Ottocento napoletano: il maestro Morelli e il mecenate Vonwiller

Da Giacometti Old Master Paintings sono esposte  una quarantina di opere, tra disegni, acquerelli, dipinti e sculture, appartenute al collezionista che mise insieme la sua raffinata raccolta sotto la guida del pittore

Situata di fronte lo storico Palazzo Vonwiller, la galleria Giacometti Old Master Paintings ospita fino al 28 febbraio la mostra «Morelli e Vonwiller» che, con la curatela scientifica di Luisa Martorelli, ritesse, attraverso una selezione di 40 disegni, acquerelli, dipinti e sculture, appartenuti alla collezione Vonwiller, una significativa vicenda dell’arte scaturita dal rapporto tra il maestro napoletano, Domenico Morelli, con il suo principale mecenate, l’imprenditore e collezionista Giovanni Vonwiller (1821-98), figura di primo piano nella vita culturale della Napoli del secondo quarto dell’800. Smembrata e venduta all’asta a Parigi nel 1901, tre anni dopo la morte del mecenate e poco prima della morte di Morelli, la collezione rappresenta «una delle pagine aperte più prestigiose del collezionismo privato di Napoli e dell’Italia in età moderna», afferma la curatrice.

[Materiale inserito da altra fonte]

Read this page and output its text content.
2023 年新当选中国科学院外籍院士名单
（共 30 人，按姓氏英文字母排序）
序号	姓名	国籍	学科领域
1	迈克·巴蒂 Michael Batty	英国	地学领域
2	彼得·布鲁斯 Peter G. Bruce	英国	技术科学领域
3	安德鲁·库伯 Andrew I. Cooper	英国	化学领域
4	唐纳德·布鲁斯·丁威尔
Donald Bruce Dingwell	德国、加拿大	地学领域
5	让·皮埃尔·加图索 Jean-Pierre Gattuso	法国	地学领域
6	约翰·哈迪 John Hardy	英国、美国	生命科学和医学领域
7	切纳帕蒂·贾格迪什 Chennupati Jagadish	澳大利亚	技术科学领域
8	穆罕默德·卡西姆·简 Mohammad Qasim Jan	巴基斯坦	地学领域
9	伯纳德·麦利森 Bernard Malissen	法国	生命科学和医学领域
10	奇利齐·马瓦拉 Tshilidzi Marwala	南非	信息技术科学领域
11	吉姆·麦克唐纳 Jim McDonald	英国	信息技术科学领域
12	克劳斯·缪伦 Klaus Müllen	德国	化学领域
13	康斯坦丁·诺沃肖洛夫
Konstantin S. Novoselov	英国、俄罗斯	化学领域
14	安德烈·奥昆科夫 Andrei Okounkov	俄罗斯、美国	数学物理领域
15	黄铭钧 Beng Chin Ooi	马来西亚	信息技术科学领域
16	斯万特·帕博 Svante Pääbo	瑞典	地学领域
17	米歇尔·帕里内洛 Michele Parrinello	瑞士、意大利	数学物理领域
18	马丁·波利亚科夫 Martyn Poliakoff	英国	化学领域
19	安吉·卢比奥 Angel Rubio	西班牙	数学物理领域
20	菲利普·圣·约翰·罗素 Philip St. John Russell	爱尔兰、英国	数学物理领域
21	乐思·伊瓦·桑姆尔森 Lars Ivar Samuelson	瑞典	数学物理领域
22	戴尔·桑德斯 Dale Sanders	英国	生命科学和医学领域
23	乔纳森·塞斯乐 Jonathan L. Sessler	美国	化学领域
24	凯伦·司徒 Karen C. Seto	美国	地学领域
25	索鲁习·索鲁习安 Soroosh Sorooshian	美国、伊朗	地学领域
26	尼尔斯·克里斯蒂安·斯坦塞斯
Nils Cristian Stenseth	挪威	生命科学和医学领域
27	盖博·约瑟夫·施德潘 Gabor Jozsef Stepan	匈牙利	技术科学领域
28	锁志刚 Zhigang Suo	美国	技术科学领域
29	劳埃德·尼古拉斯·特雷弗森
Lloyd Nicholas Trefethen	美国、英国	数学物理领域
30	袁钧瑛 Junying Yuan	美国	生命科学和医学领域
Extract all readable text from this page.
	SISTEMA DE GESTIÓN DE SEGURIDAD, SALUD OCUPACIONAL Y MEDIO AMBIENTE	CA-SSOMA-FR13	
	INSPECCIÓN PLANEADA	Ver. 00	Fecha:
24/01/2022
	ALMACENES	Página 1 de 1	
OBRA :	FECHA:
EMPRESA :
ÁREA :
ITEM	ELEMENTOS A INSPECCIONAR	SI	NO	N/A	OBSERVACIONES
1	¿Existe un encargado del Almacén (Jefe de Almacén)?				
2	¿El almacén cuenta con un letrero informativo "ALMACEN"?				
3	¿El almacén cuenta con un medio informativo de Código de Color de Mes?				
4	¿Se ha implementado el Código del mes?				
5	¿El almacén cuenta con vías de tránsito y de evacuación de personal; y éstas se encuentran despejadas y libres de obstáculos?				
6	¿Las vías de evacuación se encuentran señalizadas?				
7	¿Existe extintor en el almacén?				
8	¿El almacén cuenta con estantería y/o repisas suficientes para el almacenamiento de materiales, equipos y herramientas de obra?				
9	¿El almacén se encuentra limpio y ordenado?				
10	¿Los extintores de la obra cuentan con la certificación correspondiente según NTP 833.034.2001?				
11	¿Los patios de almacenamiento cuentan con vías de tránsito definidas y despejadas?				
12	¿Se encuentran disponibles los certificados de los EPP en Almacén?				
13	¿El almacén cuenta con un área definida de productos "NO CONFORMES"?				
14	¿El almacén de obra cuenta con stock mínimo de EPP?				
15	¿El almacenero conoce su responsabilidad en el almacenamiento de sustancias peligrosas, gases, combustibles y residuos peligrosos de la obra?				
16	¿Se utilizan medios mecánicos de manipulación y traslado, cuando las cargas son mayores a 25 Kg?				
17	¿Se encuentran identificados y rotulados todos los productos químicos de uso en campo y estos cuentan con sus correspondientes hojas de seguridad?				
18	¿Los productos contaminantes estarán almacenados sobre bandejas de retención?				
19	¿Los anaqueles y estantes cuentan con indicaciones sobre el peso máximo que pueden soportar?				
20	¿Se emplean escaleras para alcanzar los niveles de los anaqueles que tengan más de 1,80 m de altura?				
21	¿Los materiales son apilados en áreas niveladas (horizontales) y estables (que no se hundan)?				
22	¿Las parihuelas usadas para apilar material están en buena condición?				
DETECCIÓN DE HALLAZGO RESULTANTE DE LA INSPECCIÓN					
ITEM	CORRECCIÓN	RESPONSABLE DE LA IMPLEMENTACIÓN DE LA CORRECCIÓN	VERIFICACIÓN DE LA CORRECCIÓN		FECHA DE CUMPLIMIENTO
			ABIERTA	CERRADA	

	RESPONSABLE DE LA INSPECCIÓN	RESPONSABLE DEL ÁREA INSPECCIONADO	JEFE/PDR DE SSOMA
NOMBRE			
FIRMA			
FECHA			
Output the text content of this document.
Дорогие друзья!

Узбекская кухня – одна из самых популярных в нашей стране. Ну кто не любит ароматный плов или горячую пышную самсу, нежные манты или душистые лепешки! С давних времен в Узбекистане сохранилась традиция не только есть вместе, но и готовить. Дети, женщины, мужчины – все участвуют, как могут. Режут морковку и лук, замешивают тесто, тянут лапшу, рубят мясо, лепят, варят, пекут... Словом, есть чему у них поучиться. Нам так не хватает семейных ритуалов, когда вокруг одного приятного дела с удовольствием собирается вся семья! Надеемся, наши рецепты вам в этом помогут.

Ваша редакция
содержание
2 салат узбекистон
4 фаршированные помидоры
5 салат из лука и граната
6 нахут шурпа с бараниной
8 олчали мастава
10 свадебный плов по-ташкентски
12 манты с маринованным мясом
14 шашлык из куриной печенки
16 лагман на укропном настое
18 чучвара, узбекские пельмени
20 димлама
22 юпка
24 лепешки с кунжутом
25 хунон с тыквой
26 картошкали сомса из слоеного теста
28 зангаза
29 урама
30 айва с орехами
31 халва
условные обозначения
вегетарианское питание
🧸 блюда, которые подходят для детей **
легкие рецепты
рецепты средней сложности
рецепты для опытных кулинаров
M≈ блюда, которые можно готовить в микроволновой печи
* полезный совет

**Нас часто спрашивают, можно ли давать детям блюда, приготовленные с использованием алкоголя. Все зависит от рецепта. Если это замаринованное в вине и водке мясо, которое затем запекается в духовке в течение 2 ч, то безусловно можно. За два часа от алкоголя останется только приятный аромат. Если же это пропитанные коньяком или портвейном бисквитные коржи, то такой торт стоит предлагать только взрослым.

Stabilitosi a Napoli a metà dell’Ottocento, infatti, Vonwiller cominciò a collezionare sotto la guida di Morelli e a esporre in una sede aperta al pubblico, la Galleria Vonwiller, «i dipinti, le sculture e gli arredi della Nazione sognata e appena nata, in un confronto nuovo con le tendenze figurative europee e cosmopolite», chiarisce Umberto Giacometti.  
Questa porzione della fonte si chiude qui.